Tak lama panggilan mereka terhenti, dan Mahen memekik riang karena mendapat pencerahan di masalahnya. Ia merutuki dirinya, kenapa nggak dari awal aja dia melakukan ini. Berpura-pura mendekati Restu, sampai perempuan itu percaya pada dirinya dan dia akan mencari tahu tentang video itu di saat dirinya sudah tergila-gila pada dirinya.
“Ah ... sudah lah, yang penting, sekarang aku harus memutar otak supaya dia beneran percaya sama gue dan dapetin video itu.”
Kini Mahen melirik ke arah spion belakang dan trnyata sudah tidak ada mobil yang sejak tadi mengganggu dirinya. Ia tersenyum simpul saat tidak melihat mobil apa-apa di sana ia lagi. Ia mengangguk, kini dirinya sudah bebas.
“Sekarang ... tujuan aku hanya Zaina dan nggak ada yang lain sama sekali!”
***
Begitu tiba di rumah Zaina, Mahen tidak bertemu sama wujud Zaina sama sekali. Ia hanya duduk dengan canggung di depan orang tua Zaina yang masih menatapnya dari atas sampai bawah sebelum daddy Zidan menarik napas dalam.
“Kamu beneran berpihak pada anak saya kan? Kamu nggak cinta sama perempuan itu sama sekali? Karena saya nggak mau kalau nanti Zaina malah jadi sakit hati karena ulah kamu lagi. Biar Zaina benar-benar bahagia dan saya harap kamu bisa mengembalikan senyum Zaina.”
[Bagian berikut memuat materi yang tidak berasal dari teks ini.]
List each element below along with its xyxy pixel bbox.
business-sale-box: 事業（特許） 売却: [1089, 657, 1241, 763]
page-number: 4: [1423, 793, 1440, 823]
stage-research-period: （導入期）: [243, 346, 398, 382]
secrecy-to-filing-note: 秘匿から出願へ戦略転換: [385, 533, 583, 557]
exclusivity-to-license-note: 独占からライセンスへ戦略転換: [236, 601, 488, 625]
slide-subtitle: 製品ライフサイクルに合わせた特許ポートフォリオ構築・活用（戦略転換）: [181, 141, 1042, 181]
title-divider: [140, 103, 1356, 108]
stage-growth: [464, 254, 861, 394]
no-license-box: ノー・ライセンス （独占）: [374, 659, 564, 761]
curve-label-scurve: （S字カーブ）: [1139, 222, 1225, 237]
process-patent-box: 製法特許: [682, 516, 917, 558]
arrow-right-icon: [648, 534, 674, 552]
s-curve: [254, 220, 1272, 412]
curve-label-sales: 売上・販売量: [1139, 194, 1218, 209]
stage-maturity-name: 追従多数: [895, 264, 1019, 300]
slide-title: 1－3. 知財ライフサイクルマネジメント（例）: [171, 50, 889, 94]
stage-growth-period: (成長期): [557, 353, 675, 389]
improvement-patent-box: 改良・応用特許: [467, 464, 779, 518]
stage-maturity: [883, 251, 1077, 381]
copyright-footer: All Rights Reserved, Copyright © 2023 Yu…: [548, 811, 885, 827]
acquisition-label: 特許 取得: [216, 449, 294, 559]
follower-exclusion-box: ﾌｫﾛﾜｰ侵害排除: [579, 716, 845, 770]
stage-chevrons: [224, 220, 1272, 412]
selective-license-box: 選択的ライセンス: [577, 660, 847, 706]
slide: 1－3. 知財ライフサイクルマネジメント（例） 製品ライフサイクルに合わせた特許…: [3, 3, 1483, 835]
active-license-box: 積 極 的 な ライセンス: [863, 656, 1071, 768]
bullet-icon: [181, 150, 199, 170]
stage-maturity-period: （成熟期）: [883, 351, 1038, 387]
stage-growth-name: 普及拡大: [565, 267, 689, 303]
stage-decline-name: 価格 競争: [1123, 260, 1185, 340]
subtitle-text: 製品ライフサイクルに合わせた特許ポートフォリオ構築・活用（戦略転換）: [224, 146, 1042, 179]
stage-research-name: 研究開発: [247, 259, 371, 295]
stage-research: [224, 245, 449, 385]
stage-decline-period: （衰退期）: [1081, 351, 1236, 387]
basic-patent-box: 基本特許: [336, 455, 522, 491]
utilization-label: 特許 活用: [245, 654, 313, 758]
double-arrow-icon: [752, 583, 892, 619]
Mahen tersenyum sangat tipis.
“Om sama tante nggak usah khawatir, bahkan sejak kami benar-benar pisah. Aku nggak ada pemikiran untuk melupakan Zaina kok. Entah kenapa, nama Zaina benar-benar melekat kuat di benak aku dan nggak ada perempuan mana pun yang berhasil bikin aku tertarik. Tapi ... untuk sekarang, aku nggak ada niatan untuk kembali jadi pasangan untuk Zaina. Aku hanya ingin mendapat maaf dari Zaina ...” Mahen menghembuskan napas kasar. “Zaina keliatan marah besar sama aku ...”
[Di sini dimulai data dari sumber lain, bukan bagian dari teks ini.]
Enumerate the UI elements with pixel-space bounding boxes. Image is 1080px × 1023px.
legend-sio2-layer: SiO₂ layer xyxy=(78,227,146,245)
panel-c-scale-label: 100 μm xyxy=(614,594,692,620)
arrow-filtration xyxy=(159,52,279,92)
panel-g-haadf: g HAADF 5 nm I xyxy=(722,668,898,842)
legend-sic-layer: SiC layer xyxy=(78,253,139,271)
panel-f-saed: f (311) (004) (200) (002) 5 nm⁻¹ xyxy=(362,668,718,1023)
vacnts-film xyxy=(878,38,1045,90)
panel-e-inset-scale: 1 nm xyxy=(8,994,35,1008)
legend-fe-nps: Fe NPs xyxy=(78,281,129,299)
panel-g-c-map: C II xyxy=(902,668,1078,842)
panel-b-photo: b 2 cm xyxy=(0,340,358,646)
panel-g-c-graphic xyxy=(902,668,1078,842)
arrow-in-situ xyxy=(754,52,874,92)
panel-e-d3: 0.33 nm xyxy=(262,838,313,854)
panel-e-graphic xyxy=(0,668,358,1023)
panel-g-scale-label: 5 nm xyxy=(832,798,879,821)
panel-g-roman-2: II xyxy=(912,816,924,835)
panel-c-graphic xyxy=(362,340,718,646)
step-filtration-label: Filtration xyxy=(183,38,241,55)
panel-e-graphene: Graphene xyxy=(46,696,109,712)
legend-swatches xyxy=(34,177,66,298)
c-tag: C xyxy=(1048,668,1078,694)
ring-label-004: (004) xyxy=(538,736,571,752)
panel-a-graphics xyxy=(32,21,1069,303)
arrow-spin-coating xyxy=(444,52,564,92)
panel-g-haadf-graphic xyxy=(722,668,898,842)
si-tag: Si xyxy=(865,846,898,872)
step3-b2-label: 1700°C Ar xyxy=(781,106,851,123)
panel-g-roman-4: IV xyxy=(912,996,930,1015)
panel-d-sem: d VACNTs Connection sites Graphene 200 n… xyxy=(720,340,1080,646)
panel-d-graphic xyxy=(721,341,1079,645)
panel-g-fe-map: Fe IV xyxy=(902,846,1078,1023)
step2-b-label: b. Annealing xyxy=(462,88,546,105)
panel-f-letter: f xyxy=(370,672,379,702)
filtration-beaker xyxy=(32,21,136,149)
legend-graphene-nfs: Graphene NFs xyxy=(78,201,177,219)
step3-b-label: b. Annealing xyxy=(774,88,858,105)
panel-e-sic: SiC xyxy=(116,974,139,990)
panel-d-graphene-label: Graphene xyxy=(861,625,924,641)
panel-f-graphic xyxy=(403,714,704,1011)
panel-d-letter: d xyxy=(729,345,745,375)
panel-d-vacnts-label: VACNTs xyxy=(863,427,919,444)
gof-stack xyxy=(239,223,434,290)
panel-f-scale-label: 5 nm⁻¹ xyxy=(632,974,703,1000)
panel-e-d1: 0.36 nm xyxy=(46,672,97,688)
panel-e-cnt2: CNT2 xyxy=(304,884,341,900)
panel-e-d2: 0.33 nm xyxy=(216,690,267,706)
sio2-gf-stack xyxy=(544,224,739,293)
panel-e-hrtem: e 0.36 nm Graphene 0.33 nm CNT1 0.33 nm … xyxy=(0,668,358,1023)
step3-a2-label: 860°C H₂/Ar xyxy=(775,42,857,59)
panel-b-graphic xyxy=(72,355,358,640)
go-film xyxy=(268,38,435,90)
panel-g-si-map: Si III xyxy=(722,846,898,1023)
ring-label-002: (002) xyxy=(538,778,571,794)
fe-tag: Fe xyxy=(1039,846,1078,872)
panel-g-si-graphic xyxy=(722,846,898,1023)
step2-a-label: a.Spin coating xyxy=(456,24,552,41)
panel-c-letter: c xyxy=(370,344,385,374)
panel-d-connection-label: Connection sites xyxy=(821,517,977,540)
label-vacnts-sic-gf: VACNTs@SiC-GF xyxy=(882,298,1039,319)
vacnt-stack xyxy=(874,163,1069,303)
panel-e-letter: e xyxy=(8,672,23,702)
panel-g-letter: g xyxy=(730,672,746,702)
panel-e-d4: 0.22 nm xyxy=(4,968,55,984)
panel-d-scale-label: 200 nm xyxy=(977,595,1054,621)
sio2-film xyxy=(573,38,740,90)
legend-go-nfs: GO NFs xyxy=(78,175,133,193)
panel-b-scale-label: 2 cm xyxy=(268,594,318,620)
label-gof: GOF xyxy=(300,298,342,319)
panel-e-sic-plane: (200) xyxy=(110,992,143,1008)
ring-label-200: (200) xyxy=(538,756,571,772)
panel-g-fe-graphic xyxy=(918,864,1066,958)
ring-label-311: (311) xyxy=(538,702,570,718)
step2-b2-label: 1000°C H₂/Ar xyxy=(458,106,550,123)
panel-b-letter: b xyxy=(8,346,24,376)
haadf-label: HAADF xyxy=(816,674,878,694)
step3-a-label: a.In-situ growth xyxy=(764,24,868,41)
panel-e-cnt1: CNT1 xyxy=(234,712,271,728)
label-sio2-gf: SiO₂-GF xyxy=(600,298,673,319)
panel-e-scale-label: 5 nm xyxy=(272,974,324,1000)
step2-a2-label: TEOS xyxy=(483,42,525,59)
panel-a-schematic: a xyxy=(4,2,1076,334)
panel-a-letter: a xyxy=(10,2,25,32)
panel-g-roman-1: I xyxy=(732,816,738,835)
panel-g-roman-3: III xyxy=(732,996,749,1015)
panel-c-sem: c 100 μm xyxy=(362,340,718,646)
“Dia nggak semarah itu kok,” ucap mommy Nadya sambil tersenyum kecil.
“...”
“Dia hanya kelihatan marah sampai benci sama kamu. Padahal kenyataan nya nggak begitu sama sekali. Yang ada ... dia malah terus mikirin perasaan wanita itu dan bilang kalau kami nggak boleh menjodohkan kamu sama Zaina lagi, karena ada hati yang harus kamu jaga dan karena itu, kami sedikit benci sama Restu dan semakin benci karena dia yang malah membuat anak kami jadi tersakiti.”
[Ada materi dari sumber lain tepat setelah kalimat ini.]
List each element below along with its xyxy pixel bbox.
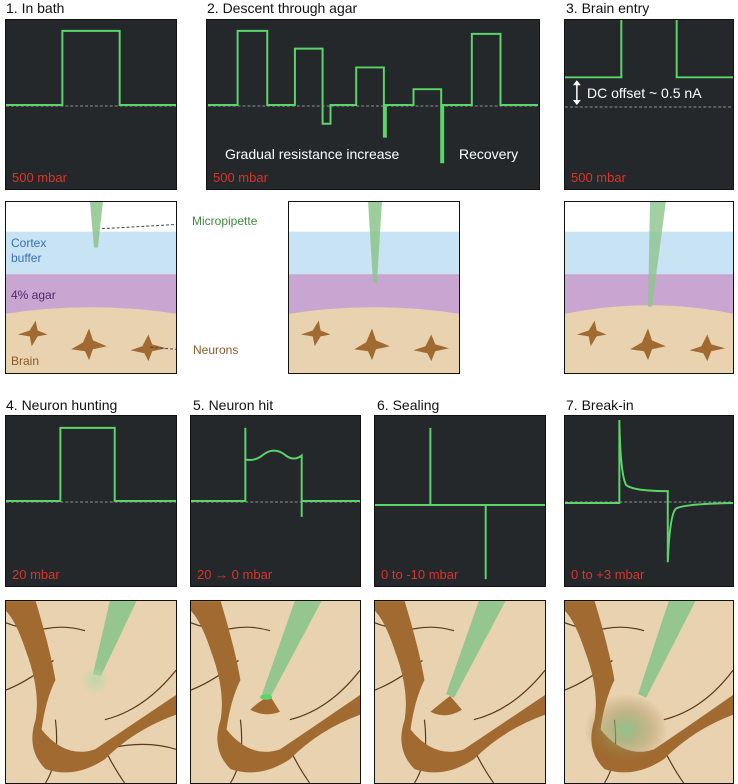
label-neurons: Neurons [193, 343, 239, 357]
closeup-neuron-hunting [5, 600, 177, 784]
panel-title-7: 7. Break-in [566, 397, 634, 413]
scope-sealing: 0 to -10 mbar [374, 415, 546, 587]
trace-neuron-hunting [6, 426, 176, 503]
label-cortex: Cortex [11, 236, 47, 250]
label-buffer: buffer [11, 251, 42, 265]
scope-neuron-hunting: 20 mbar [5, 415, 177, 587]
panel-title-6: 6. Sealing [377, 397, 440, 413]
scope-brain-entry: DC offset ~ 0.5 nA 500 mbar [564, 19, 734, 190]
tissue-layers [289, 202, 459, 373]
neuron-closeup [191, 601, 360, 783]
panel-title-4: 4. Neuron hunting [6, 397, 118, 413]
tissue-schematic-brain-entry [564, 201, 734, 374]
tissue-schematic-descent [288, 201, 460, 374]
pressure-break-in: 0 to +3 mbar [571, 567, 645, 582]
label-brain: Brain [11, 354, 40, 368]
trace-descent [207, 29, 539, 164]
pressure-brain-entry: 500 mbar [571, 170, 626, 185]
panel-title-2: 2. Descent through agar [207, 0, 358, 16]
trace-neuron-hit [191, 427, 360, 517]
scope-descent: Gradual resistance increase Recovery 500… [206, 19, 540, 190]
label-agar: 4% agar [11, 288, 56, 302]
neuron-closeup [565, 601, 733, 783]
trace-in-bath [6, 29, 176, 107]
scope-neuron-hit: 20 → 0 mbar [190, 415, 361, 587]
trace-brain-entry [565, 20, 733, 108]
annotation-dc-offset: DC offset ~ 0.5 nA [587, 85, 702, 101]
neuron-closeup [6, 601, 176, 783]
panel-title-3: 3. Brain entry [566, 0, 650, 16]
annotation-recovery: Recovery [459, 146, 519, 162]
pressure-neuron-hit: 20 → 0 mbar [197, 567, 273, 582]
tissue-schematic-in-bath: Cortex buffer 4% agar Brain [5, 201, 177, 374]
neuron-closeup [375, 601, 545, 783]
annotation-gradual-resistance: Gradual resistance increase [225, 146, 400, 162]
tissue-layers [6, 202, 176, 373]
label-micropipette: Micropipette [192, 214, 258, 228]
trace-sealing [375, 427, 545, 580]
scope-break-in: 0 to +3 mbar [564, 415, 734, 587]
panel-title-5: 5. Neuron hit [193, 397, 274, 413]
panel-title-1: 1. In bath [6, 0, 65, 16]
closeup-break-in [564, 600, 734, 784]
pressure-neuron-hunting: 20 mbar [12, 567, 60, 582]
scope-in-bath: 500 mbar [5, 19, 177, 190]
closeup-neuron-hit [190, 600, 361, 784]
tissue-layers [565, 202, 733, 373]
closeup-sealing [374, 600, 546, 784]
trace-break-in [565, 419, 733, 563]
pressure-descent: 500 mbar [213, 170, 268, 185]
pressure-in-bath: 500 mbar [12, 170, 67, 185]
pressure-sealing: 0 to -10 mbar [381, 567, 459, 582]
“Untuk itu,” ucapan Mahen terpotong dan dia menarik napas dalam. “Aku beneran minta maaf ya om, tante. Aku nggak menyangka kalau Restu bakalan ngelakuin sejauh ini.Tapi sepertinya, untuk ke depannya Restu nggak akan senekat itu lagi. Karena aku yang bakalan kembali sama dia. Biar ... biar aku yang mengalah di sini. Biar Zaina nggak merasa terluka lagi dengan perbuatan yang Restu lakuin.”
“Kamu memilih dia?”
Mahen menggeleng sambil menunduk.
“Enggak ... aku ngelakuin ini demi Zaina. Walaupun sangat sulit, tapi aku bakal lakuin demi Zaina. Karena aku takut kalau Restu semakin macam-macam sama Zaina, kalau aku egois dan nggak berpihak sama dia. jadi ... mungkin ini jalan yang akan aku pilih.”
“Rasanya sangat menyayangkan melihat kamu yang memilih dia, tapi kalau memang ini jalan yang kamu pilih. Kami bisa apa? kamu temuin Zaina terlebih dahulu dan setelah kalian bicara berdua. Baru kamu kasih tahu ke kami, apa yang akan kamu lakuin selanjutnya. Karena di sini om masih ada rencana yang menurut om sangat bagus dan ini nggak mengorbankan kamu sama sekali.”
Mahen bungkam, dia sangat bingung dengan apa yang terjadi di sini.
Rasanya menjadi ragu.
Ia semakin bingung harus melakukan seperti apa, supaya bukan Zaina yang tersiksa lagi.
Daddy Zidan menepuk pundak laki-laki itu, “jangan ngorbanin diri kamu, kamu juga harus bahagia, nak ...”
Dan detik itu juga Mahen hanya tertegun. Sembari memikir kan semua omongan dari orang tua Zaina.